Phobos dropbox for Mars samples

MARS DROPBOX? Should Phobos (or alternatively Deimos) serve as an international collection point for samples gathered on the surface of Mars? (Image taken from the electronic poster.)

Current plans for bringing samples to Earth from Mars involve three distinct steps. First is a rover with the capability to cache samples: this will be the Mars 2020 rover, now in its initial stages of development.

Second is a special lander carrying a small “fetch rover” that collects the cached samples and brings them to the lander, which then sends them up into Martian parking orbit. The third step sends a spacecraft to Mars to collect the orbiting samples and deliver them to Earth. All these are robotic spacecraft, and for budgetary purposes, several years could easily intervene between each step.

But what if the second step deposited the samples on the surface of Phobos, Mars’ larger moon, instead of sending them into orbit around Mars or directly to Earth?

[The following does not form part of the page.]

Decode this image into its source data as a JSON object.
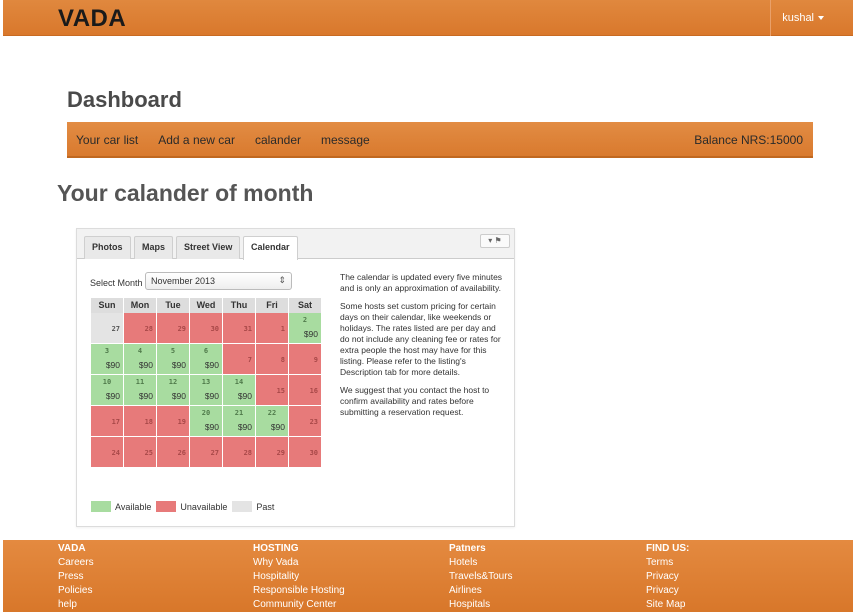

That’s the suggestion of Philip Stooke (University of Western Ontario). He presented the idea (PDF) in a poster talk (PDF electronic version here) at the 45th Lunar and Planetary Science Conference in The Woodlands, Texas.

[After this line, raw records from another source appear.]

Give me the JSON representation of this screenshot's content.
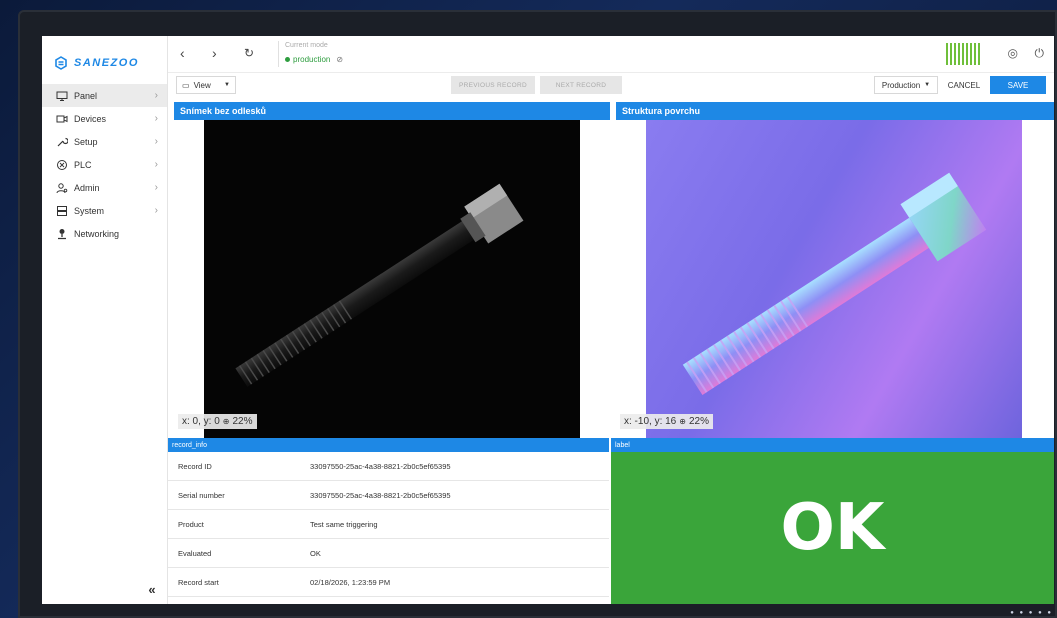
{
  "app": {
    "logo_text": "SANEZOO"
  },
  "sidebar": {
    "items": [
      {
        "label": "Panel",
        "icon": "monitor-icon",
        "chevron": true,
        "active": true
      },
      {
        "label": "Devices",
        "icon": "camera-icon",
        "chevron": true
      },
      {
        "label": "Setup",
        "icon": "wrench-icon",
        "chevron": true
      },
      {
        "label": "PLC",
        "icon": "plc-icon",
        "chevron": true
      },
      {
        "label": "Admin",
        "icon": "admin-icon",
        "chevron": true
      },
      {
        "label": "System",
        "icon": "server-icon",
        "chevron": true
      },
      {
        "label": "Networking",
        "icon": "network-icon",
        "chevron": false
      }
    ],
    "collapse_glyph": "«"
  },
  "topbar": {
    "back_glyph": "‹",
    "forward_glyph": "›",
    "refresh_glyph": "↻",
    "mode_label": "Current mode",
    "mode_value": "production",
    "user_glyph": "◎",
    "power_glyph": "⏻"
  },
  "toolbar": {
    "view_label": "View",
    "previous_label": "PREVIOUS RECORD",
    "next_label": "NEXT RECORD",
    "production_label": "Production",
    "cancel_label": "CANCEL",
    "save_label": "SAVE"
  },
  "panels": {
    "left_title": "Snímek bez odlesků",
    "left_coords": "x: 0, y: 0",
    "left_zoom": "22%",
    "right_title": "Struktura povrchu",
    "right_coords": "x: -10, y: 16",
    "right_zoom": "22%"
  },
  "record_info": {
    "title": "record_info",
    "rows": [
      {
        "key": "Record ID",
        "value": "33097550-25ac-4a38-8821-2b0c5ef65395"
      },
      {
        "key": "Serial number",
        "value": "33097550-25ac-4a38-8821-2b0c5ef65395"
      },
      {
        "key": "Product",
        "value": "Test same triggering"
      },
      {
        "key": "Evaluated",
        "value": "OK"
      },
      {
        "key": "Record start",
        "value": "02/18/2026, 1:23:59 PM"
      }
    ]
  },
  "label": {
    "title": "label",
    "value": "OK",
    "color": "#3aa53a"
  },
  "colors": {
    "accent": "#1e88e5",
    "ok_green": "#3aa53a",
    "mode_green": "#2e9d3f"
  }
}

Using Phobos as a dropbox offers several advantages, he argues. It has only weak gravity, so landing a sample collection there will be easy, using airbags for example. Also, Phobos could serve as a place where Mars missions by other space agencies could drop off samples they collect.

In Stooke’s scenario, a mission with a human crew would retrieve the samples from Phobos. This would serve as a rehearsal for a crewed landing mission to Mars, much as Apollo 10 was the dress rehearsal for the actual first lunar landing by Apollo 11.

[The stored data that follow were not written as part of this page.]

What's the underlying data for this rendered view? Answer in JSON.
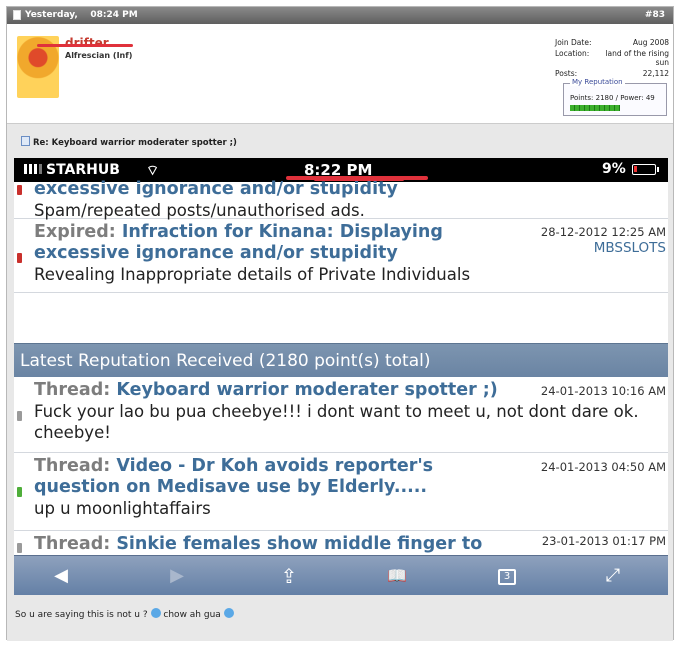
{
  "post": {
    "date": "Yesterday,",
    "time": "08:24 PM",
    "number": "#83"
  },
  "user": {
    "name": "drifter",
    "title": "Alfrescian (Inf)",
    "info": [
      {
        "label": "Join Date:",
        "value": "Aug 2008"
      },
      {
        "label": "Location:",
        "value": "land of the rising sun"
      },
      {
        "label": "Posts:",
        "value": "22,112"
      }
    ],
    "reputation_legend": "My Reputation",
    "reputation_text": "Points: 2180 / Power: 49"
  },
  "post_title": "Re: Keyboard warrior moderater spotter ;)",
  "phone": {
    "carrier": "STARHUB",
    "time": "8:22 PM",
    "battery": "9%",
    "battery_level": 0.09
  },
  "infractions": [
    {
      "label": "",
      "title": "excessive ignorance and/or stupidity",
      "desc": "Spam/repeated posts/unauthorised ads.",
      "date": "",
      "user": "",
      "bullet_color": "#c9302c"
    },
    {
      "label": "Expired:",
      "title": "Infraction for Kinana: Displaying excessive ignorance and/or stupidity",
      "desc": "Revealing Inappropriate details of Private Individuals",
      "date": "28-12-2012 12:25 AM",
      "user": "MBSSLOTS",
      "bullet_color": "#c9302c"
    }
  ],
  "reputation_header": "Latest Reputation Received (2180 point(s) total)",
  "reputations": [
    {
      "label": "Thread:",
      "title": "Keyboard warrior moderater spotter ;)",
      "desc": "Fuck your lao bu pua cheebye!!! i dont want to meet u, not dont dare ok. cheebye!",
      "date": "24-01-2013 10:16 AM",
      "bullet_color": "#9a9a9a"
    },
    {
      "label": "Thread:",
      "title": "Video - Dr Koh avoids reporter's question on Medisave use by Elderly.....",
      "desc": "up u moonlightaffairs",
      "date": "24-01-2013 04:50 AM",
      "bullet_color": "#4fae3a"
    },
    {
      "label": "Thread:",
      "title": "Sinkie females show middle finger to",
      "desc": "",
      "date": "23-01-2013 01:17 PM",
      "bullet_color": "#9a9a9a"
    }
  ],
  "toolbar": {
    "back": "◀",
    "forward": "▶",
    "share": "⇪",
    "bookmarks": "📖",
    "tabs": "3",
    "fullscreen": "⤢",
    "icons": [
      "back-icon",
      "forward-icon",
      "share-icon",
      "bookmarks-icon",
      "tabs-icon",
      "fullscreen-icon"
    ]
  },
  "caption": "So u are saying this is not u ?",
  "caption_tail": "chow ah gua",
  "colors": {
    "annotation": "#e0313b",
    "link": "#3e6d98",
    "header": "#6a84a3"
  }
}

“Human flights to Mars will be extremely risky and expensive,” he says, “making a rehearsal mission both necessary for system testing yet hard to justify in scientific terms.” Thus he is proposing to combine both sample return and rehearsal into a decade-long program of robotic sample collection that culminates in a human flight to Phobos to collect and return the samples.

An added advantage, says Stooke, is that Phobos itself is a good target for samples to collect. Besides original Phobos material, the moon’s regolith is littered with rocks thrown off Mars by large impacts. The retrieval crew would scout for these for when they arrive to collect the samples.

Finally, he notes that parking samples on Phobos does not commit anyone to a crewed mission to Mars: “If human Mars exploration is eventually deemed impossible, a flagship-class robotic mission to Phobos can gather the samples instead.”